Stefanidis I, Heintz B, Stöcker G, Mrowka C, Sieberth H G, Haubeck H D
Medizinische Klinik II, RWTH Aachen, Germany.
J Am Soc Nephrol. 1996 Dec;7(12):2670-6. doi: 10.1681/ASN.V7122670.
The aim of the study presented here was to investigate whether, in patients showing immediate graft function after renal transplantation, cold-ischemia and reperfusion lead to damage of the glomerular basement membrane and consequently to a loss of heparan sulfate proteoglycans. Loss of these heparan sulfate proteoglycans is a major cause of proteinuria. Time-dependent changes in urinary excretion rates of heparan sulfate proteoglycans but also of total protein, albumin, low- and high-molecular-weight proteins were analyzed quantitatively and by polyacrylamid-gel-electrophoresis in eight patients. Immediately after renal transplantation, severe proteinuria with an excretion rate of up to 251 +/- 108 mg/min was apparent and rapidly declined within 24 h to 4.11 +/- 2.80 mg/min. The gel-electrophoretic pattern showed a nonselective glomerular and tubular proteinuria. The excretion rate of heparan sulfate proteoglycan was increased in this initial reperfusion phase (up to 7 h), most probably because of ischemia- and reperfusion-induced damage of the glomerular basement membrane. The initial nonselective glomerular proteinuria disappeared within 48 h, changing to a mild selective glomerular proteinuria. In this second phase (7 to 48 h), lower levels of heparan sulfate proteoglycan excretion were observed (0.54 +/- 0.54 microgram/min versus 1.66 +/- 1.93 micrograms/min, P < 0.05). However, during the repair process of the glomerular basement membrane, heparan sulfate proteoglycan is synthesized de novo, leading to an increasing heparan sulfate proteoglycan content of the glomerular basement membrane. This second phase is paralleled by the change from a nonselective to a selective glomerular proteinuria. In the third phase, when the heparan sulfate proteoglycan content of the glomerular basement membrane normalizes, glomerular proteinuria was abolished in most of the patients.
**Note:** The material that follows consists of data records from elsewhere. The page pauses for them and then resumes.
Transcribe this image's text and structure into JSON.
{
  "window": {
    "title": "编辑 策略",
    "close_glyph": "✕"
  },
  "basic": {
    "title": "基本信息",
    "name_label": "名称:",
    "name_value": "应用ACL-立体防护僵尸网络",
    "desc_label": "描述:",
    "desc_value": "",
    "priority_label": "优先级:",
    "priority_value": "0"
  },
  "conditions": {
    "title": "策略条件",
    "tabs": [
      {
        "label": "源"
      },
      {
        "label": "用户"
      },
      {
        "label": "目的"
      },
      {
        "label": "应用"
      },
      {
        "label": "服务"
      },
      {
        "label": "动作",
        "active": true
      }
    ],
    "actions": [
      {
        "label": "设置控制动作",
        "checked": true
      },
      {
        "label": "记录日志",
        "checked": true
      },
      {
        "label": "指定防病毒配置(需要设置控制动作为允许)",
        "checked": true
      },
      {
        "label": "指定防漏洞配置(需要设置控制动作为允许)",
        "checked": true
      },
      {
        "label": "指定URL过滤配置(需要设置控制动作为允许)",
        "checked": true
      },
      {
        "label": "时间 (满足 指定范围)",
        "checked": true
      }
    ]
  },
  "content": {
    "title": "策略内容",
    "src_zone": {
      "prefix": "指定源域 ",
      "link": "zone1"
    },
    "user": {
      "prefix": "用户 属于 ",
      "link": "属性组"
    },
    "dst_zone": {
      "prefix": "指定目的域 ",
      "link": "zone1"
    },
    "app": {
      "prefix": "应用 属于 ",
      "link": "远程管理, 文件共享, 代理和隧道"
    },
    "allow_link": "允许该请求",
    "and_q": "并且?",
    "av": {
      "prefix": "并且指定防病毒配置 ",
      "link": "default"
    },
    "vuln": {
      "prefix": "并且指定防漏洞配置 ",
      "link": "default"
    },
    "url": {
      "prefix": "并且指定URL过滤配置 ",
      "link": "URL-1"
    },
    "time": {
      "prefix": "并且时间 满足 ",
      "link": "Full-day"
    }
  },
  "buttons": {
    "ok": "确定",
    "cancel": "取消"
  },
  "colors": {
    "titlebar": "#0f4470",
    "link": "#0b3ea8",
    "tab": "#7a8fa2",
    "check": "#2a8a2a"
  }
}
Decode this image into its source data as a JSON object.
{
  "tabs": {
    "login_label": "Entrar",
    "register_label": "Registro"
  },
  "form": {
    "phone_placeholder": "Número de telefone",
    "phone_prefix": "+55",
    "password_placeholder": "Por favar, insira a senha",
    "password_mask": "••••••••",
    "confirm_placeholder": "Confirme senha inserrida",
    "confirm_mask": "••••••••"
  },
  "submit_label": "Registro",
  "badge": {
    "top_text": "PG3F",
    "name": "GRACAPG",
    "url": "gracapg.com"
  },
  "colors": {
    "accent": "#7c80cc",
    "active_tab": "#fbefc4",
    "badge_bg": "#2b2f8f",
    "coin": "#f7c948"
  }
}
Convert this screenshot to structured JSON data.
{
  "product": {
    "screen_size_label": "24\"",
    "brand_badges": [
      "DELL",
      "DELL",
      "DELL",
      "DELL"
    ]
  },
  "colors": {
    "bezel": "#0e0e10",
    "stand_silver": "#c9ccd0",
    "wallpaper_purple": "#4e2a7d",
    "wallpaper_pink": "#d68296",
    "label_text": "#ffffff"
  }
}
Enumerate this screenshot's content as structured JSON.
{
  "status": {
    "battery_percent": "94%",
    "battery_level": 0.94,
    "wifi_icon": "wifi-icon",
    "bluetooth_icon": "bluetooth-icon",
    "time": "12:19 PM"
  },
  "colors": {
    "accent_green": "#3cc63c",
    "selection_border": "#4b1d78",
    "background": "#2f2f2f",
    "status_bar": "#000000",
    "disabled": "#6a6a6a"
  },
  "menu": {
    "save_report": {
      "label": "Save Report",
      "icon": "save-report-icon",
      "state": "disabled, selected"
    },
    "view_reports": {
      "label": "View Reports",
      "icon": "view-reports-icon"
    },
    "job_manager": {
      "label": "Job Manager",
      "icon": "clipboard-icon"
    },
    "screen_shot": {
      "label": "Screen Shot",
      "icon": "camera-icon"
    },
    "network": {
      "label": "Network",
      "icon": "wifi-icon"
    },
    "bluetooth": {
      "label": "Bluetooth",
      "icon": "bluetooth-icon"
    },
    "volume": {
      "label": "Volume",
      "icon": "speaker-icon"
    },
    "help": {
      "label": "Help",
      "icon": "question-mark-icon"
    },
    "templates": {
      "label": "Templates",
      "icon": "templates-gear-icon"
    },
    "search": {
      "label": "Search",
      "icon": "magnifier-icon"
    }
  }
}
本文所呈现的研究目的是调查在肾移植后具有即刻移植肾功能的患者中,冷缺血和再灌注是否会导致肾小球基底膜损伤,进而导致硫酸乙酰肝素蛋白聚糖丢失。这些硫酸乙酰肝素蛋白聚糖的丢失是蛋白尿的主要原因。对8例患者的硫酸乙酰肝素蛋白聚糖以及总蛋白、白蛋白、低分子量和高分子量蛋白的尿排泄率随时间的变化进行了定量分析,并通过聚丙烯酰胺凝胶电泳进行分析。肾移植后即刻,明显出现严重蛋白尿,排泄率高达251±108mg/min,并在24小时内迅速降至4.11±2.80mg/min。凝胶电泳图谱显示为非选择性肾小球和肾小管蛋白尿。在最初的再灌注阶段(长达7小时),硫酸乙酰肝素蛋白聚糖的排泄率增加,最可能的原因是缺血和再灌注诱导的肾小球基底膜损伤。最初的非选择性肾小球蛋白尿在48小时内消失,转变为轻度选择性肾小球蛋白尿。在第二阶段(7至48小时),观察到硫酸乙酰肝素蛋白聚糖排泄水平较低(0.54±0.54微克/分钟对1.66±1.93微克/分钟,P<0.05)。然而,在肾小球基底膜的修复过程中,硫酸乙酰肝素蛋白聚糖会重新合成,导致肾小球基底膜中硫酸乙酰肝素蛋白聚糖含量增加。这一第二阶段与非选择性肾小球蛋白尿向选择性肾小球蛋白尿的转变同时发生。在第三阶段,当肾小球基底膜的硫酸乙酰肝素蛋白聚糖含量恢复正常时,大多数患者的肾小球蛋白尿消失。